1. Field of the Invention
The present invention relates to an apparatus for polishing a wafer and more particularly to an apparatus for polishing the chamfered portion along the periphery of the wafer.
2. Description of the Prior Art
Conventionally a silicon single crystal wafer, a compound semiconductor wafer or the like (hereinafter referred to as a wafer) is provided with a chamfered portion along the periphery of the wafer by grinding off the periphery portion.
A wafer with the thus ground off chamfer is not free from generation of fine particles thereon in being handled physically or even in mask alignment in a semiconductor device fabricaton process, though it may prevent the chamfer of its own from cracking and chipping off. Therefore, the wafer with the grinding finish on the chamfer is subject to reduce a yield of devices in semiconductor device fabrication as well as deteriorate the reliability in performance. Under such circumstances, it has been a traditional way to have the chamfer of grinding finish polished.
In the polishing, the ground chamfer is generally pressed to a polishing buff which is rotating about its axis and at that same time the polishing spot is fed with a polishing slurry (fine abrasive grains) which is composed of an alkaline solution with colloidal silica dispersed therein.
When the polishing slurry is fed to the polishing spot on the chamfer of a wafer, the slurry is sprayed on other parts than the polishing spot (for instance a front face or back face of the wafer) and thereby the corrosive action of the alkaline substance included in the slurry gives birth to surficial flaws in the area affected by the alkaline substance.
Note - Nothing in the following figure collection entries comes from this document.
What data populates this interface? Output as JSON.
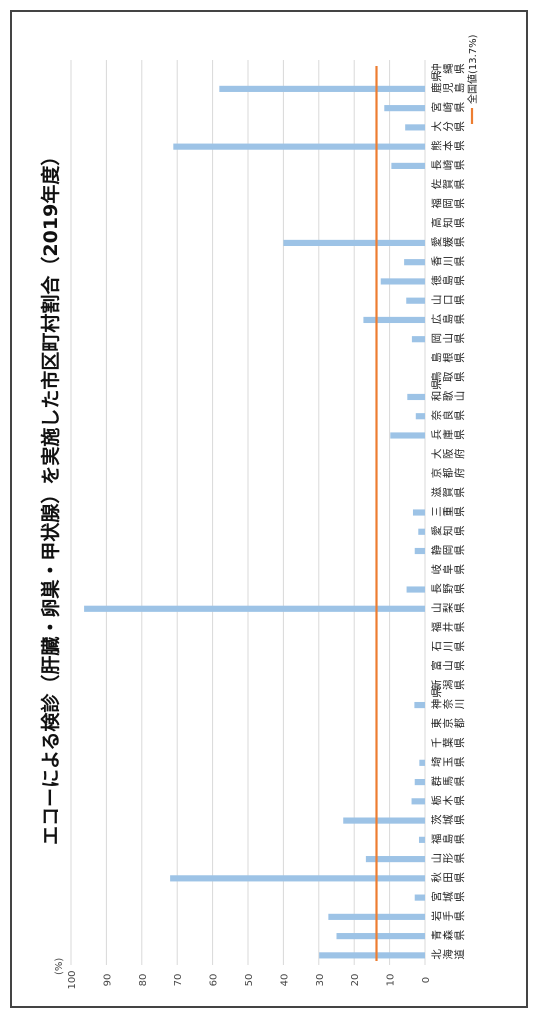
{
  "chart_data": {
    "type": "bar",
    "title": "エコーによる検診（肝臓・卵巣・甲状腺）を実施した市区町村割合（2019年度）",
    "ylabel": "(%)",
    "ylim": [
      0,
      100
    ],
    "yticks": [
      0,
      10,
      20,
      30,
      40,
      50,
      60,
      70,
      80,
      90,
      100
    ],
    "grid": true,
    "legend_position": "top-right",
    "colors": {
      "bars": "#9dc3e6",
      "reference": "#ed7d31",
      "grid": "#d9d9d9"
    },
    "reference_line": {
      "name": "全国値(13.7%)",
      "value": 13.7
    },
    "categories": [
      "北海道",
      "青森県",
      "岩手県",
      "宮城県",
      "秋田県",
      "山形県",
      "福島県",
      "茨城県",
      "栃木県",
      "群馬県",
      "埼玉県",
      "千葉県",
      "東京都",
      "神奈川県",
      "新潟県",
      "富山県",
      "石川県",
      "福井県",
      "山梨県",
      "長野県",
      "岐阜県",
      "静岡県",
      "愛知県",
      "三重県",
      "滋賀県",
      "京都府",
      "大阪府",
      "兵庫県",
      "奈良県",
      "和歌山県",
      "鳥取県",
      "島根県",
      "岡山県",
      "広島県",
      "山口県",
      "徳島県",
      "香川県",
      "愛媛県",
      "高知県",
      "福岡県",
      "佐賀県",
      "長崎県",
      "熊本県",
      "大分県",
      "宮崎県",
      "鹿児島県",
      "沖縄県"
    ],
    "values": [
      29.9,
      25.0,
      27.3,
      2.9,
      72.0,
      16.7,
      1.7,
      23.1,
      3.8,
      2.9,
      1.6,
      0,
      0,
      3.0,
      0,
      0,
      0,
      0,
      96.3,
      5.2,
      0,
      2.9,
      1.9,
      3.4,
      0,
      0,
      0,
      9.8,
      2.6,
      5.0,
      0,
      0,
      3.7,
      17.4,
      5.3,
      12.5,
      5.9,
      40.0,
      0,
      0,
      0,
      9.5,
      71.1,
      5.6,
      11.5,
      58.1,
      0
    ]
  }
}
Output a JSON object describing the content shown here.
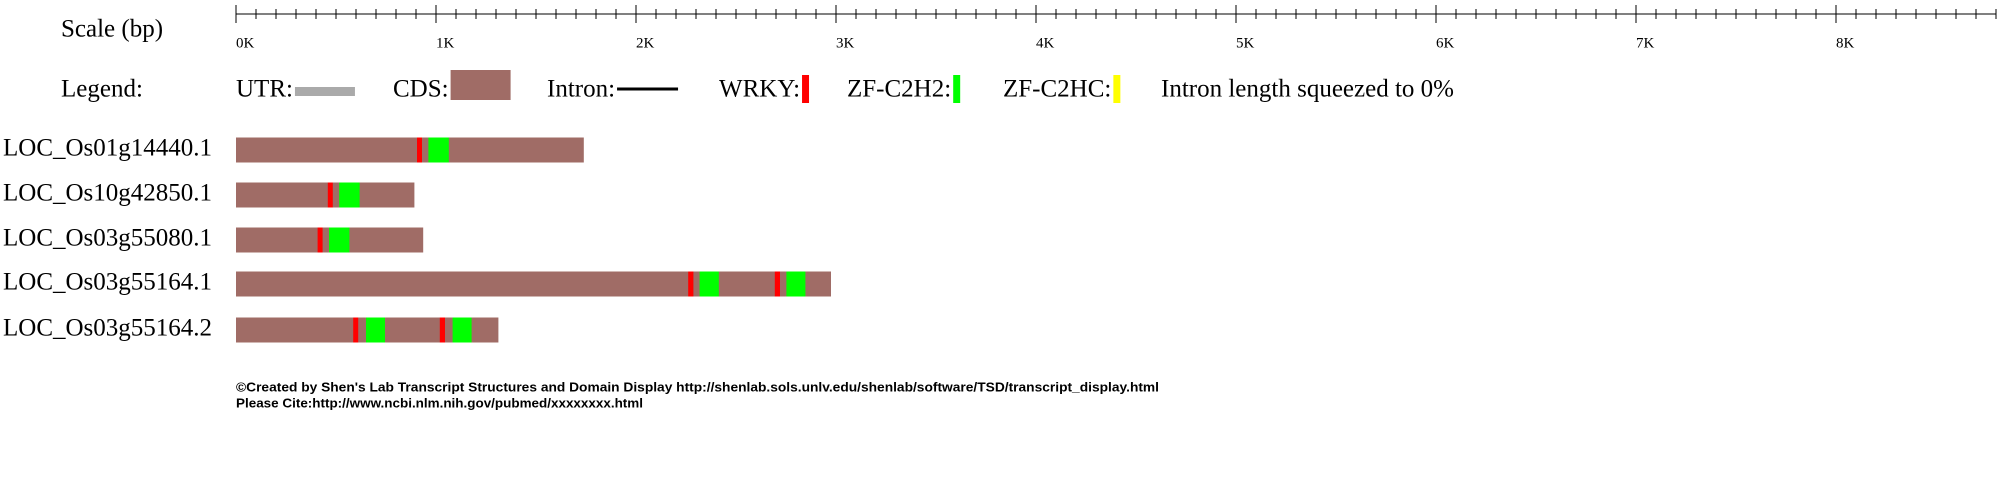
{
  "scale": {
    "label": "Scale (bp)",
    "axis_end": 8800,
    "minor_tick_step": 100,
    "ticks": [
      {
        "value": 0,
        "label": "0K"
      },
      {
        "value": 1000,
        "label": "1K"
      },
      {
        "value": 2000,
        "label": "2K"
      },
      {
        "value": 3000,
        "label": "3K"
      },
      {
        "value": 4000,
        "label": "4K"
      },
      {
        "value": 5000,
        "label": "5K"
      },
      {
        "value": 6000,
        "label": "6K"
      },
      {
        "value": 7000,
        "label": "7K"
      },
      {
        "value": 8000,
        "label": "8K"
      }
    ]
  },
  "legend": {
    "title": "Legend:",
    "items": [
      {
        "label": "UTR:",
        "color": "#aaaaaa",
        "kind": "utr"
      },
      {
        "label": "CDS:",
        "color": "#a06c66",
        "kind": "cds"
      },
      {
        "label": "Intron:",
        "color": "#000000",
        "kind": "intron"
      },
      {
        "label": "WRKY:",
        "color": "#ff0000",
        "kind": "domain"
      },
      {
        "label": "ZF-C2H2:",
        "color": "#00ff00",
        "kind": "domain"
      },
      {
        "label": "ZF-C2HC:",
        "color": "#ffff00",
        "kind": "domain"
      }
    ],
    "note": "Intron length squeezed to 0%"
  },
  "transcripts": [
    {
      "name": "LOC_Os01g14440.1",
      "length": 1739,
      "domains": [
        {
          "type": "WRKY",
          "start": 905,
          "end": 930
        },
        {
          "type": "ZF-C2H2",
          "start": 962,
          "end": 1064
        }
      ]
    },
    {
      "name": "LOC_Os10g42850.1",
      "length": 892,
      "domains": [
        {
          "type": "WRKY",
          "start": 459,
          "end": 484
        },
        {
          "type": "ZF-C2H2",
          "start": 516,
          "end": 618
        }
      ]
    },
    {
      "name": "LOC_Os03g55080.1",
      "length": 936,
      "domains": [
        {
          "type": "WRKY",
          "start": 408,
          "end": 433
        },
        {
          "type": "ZF-C2H2",
          "start": 465,
          "end": 567
        }
      ]
    },
    {
      "name": "LOC_Os03g55164.1",
      "length": 2975,
      "domains": [
        {
          "type": "WRKY",
          "start": 2261,
          "end": 2287
        },
        {
          "type": "ZF-C2H2",
          "start": 2318,
          "end": 2414
        },
        {
          "type": "WRKY",
          "start": 2694,
          "end": 2720
        },
        {
          "type": "ZF-C2H2",
          "start": 2752,
          "end": 2847
        }
      ]
    },
    {
      "name": "LOC_Os03g55164.2",
      "length": 1312,
      "domains": [
        {
          "type": "WRKY",
          "start": 586,
          "end": 611
        },
        {
          "type": "ZF-C2H2",
          "start": 650,
          "end": 745
        },
        {
          "type": "WRKY",
          "start": 1019,
          "end": 1045
        },
        {
          "type": "ZF-C2H2",
          "start": 1083,
          "end": 1178
        }
      ]
    }
  ],
  "footer": {
    "credit": "©Created by Shen's Lab Transcript Structures and Domain Display http://shenlab.sols.unlv.edu/shenlab/software/TSD/transcript_display.html",
    "cite": "Please Cite:http://www.ncbi.nlm.nih.gov/pubmed/xxxxxxxx.html"
  }
}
These flaws are not able to be removed away in a cleaning step which is applied to the wafer to get rid of the slurry residue. The flaws on the front face of the wafer is not problematic since a mirror-polishing is applied to the front face and thereby the flaws are removed together with a stock polished off, but to this contrary, those on the back face are left unaffected as it was all the way through the last stage of a wafer fabrication on the product and becomes a new particle source in the following stages and thereby the yield in a semiconductor device fabrication is adversely affected as well as the characteristics of devices thus produced are degraded.
In view of this situation, an apparatus for polishing the periphery portion of a wafer is recently contrived which uses an abrasive tape, which means a tape supporting fixed abrasive grains thereon instead of an apparatus in which a wafer is polished with the help of a polishing slurry. In the former apparatus, the problem of flaws on the back face of a wafer does not occur due to lack of a polishing slurry including an alkaline substance. However, this apparatus does not replace loss of the abrasive grains on an abrasive tape with new ones during operation at a working spot, which differs from the free-abrasive-grain polishing above mentioned in this point of argument, and therefore the loss of the fixed abrasive grains and loading of the abrasive layer take place faster, when the same and one abrasive tape is repeatedly used. Consequently it is indispensable in polishing a chamfer by an abrasive tape that a fresh face of the tape should be always fed to a polishing spot on the chamfer so that the polishing may be effectively executed.
In an apparatus for polishing the chamfer of a wafer, which uses a tape holding fixed abrasive grains, the following contrivance has been made that a feed reel feeds a fresh face of the tape to the polishing spot in succession all the time and thereby the polishing does not fail to be effected by a fresh face as well as a already used face continues to be pulled away and the tape is then wound a take-up reel.
An polishing apparatus of this type is schematically shown in FIG. 4. The polishing apparatus 10 includes a wafer holder 11, a feed reel 12 to feed a tape 14 and a take-up reel 13 to wind the used portion of the tape. With the apparatus 10, the tape 14 is fed by the feed reel 12, a fresh face of the tape 14 is continuously brought to contact the polishing spot and a used face thereof is in succession pulled away to be wound by the take-up reel 13, while the tape 14 is tried to use the full width. On the other hand the wafer is kept on rotating as it is held by wafer holder 11 during polishing, so that the rotation may give rise to a relative velocity between the chamfer of the wafer and the tape.
However a polishing apparatus of this type have had the following problems to be solved.
In polishing by an abrasive tape, important conditions are the feed velocity of the tape and the relative velocity between the tape and the working spot on the chamfer under polishing for effective polishing.
The above mentioned polishing apparatus is adapted to freely adjust the velocity of the tape at an operator's option and thereby the fresh face of the abrasive tape is fed at a variable velocity to the working spot. However, specially in the step of processing the orientation flat portion of the wafer, there remains an unsolved problem that a velocity of the tape relative to the working spot is not able to reach a enough value to polish the chamfer since the relative velocity is dependent on not the rotational motion of the wafer but the motion of the tape in side-way oscillation. What's more, in the step of processing the round peripheral portion, there are such problems as the rotating wafer is subject to vibrate due to frequent decentralized vacuum-chucking on a stage or the full width of a tape is unable to utilize in order to make the finish all over a chamfer uniform and good in quality.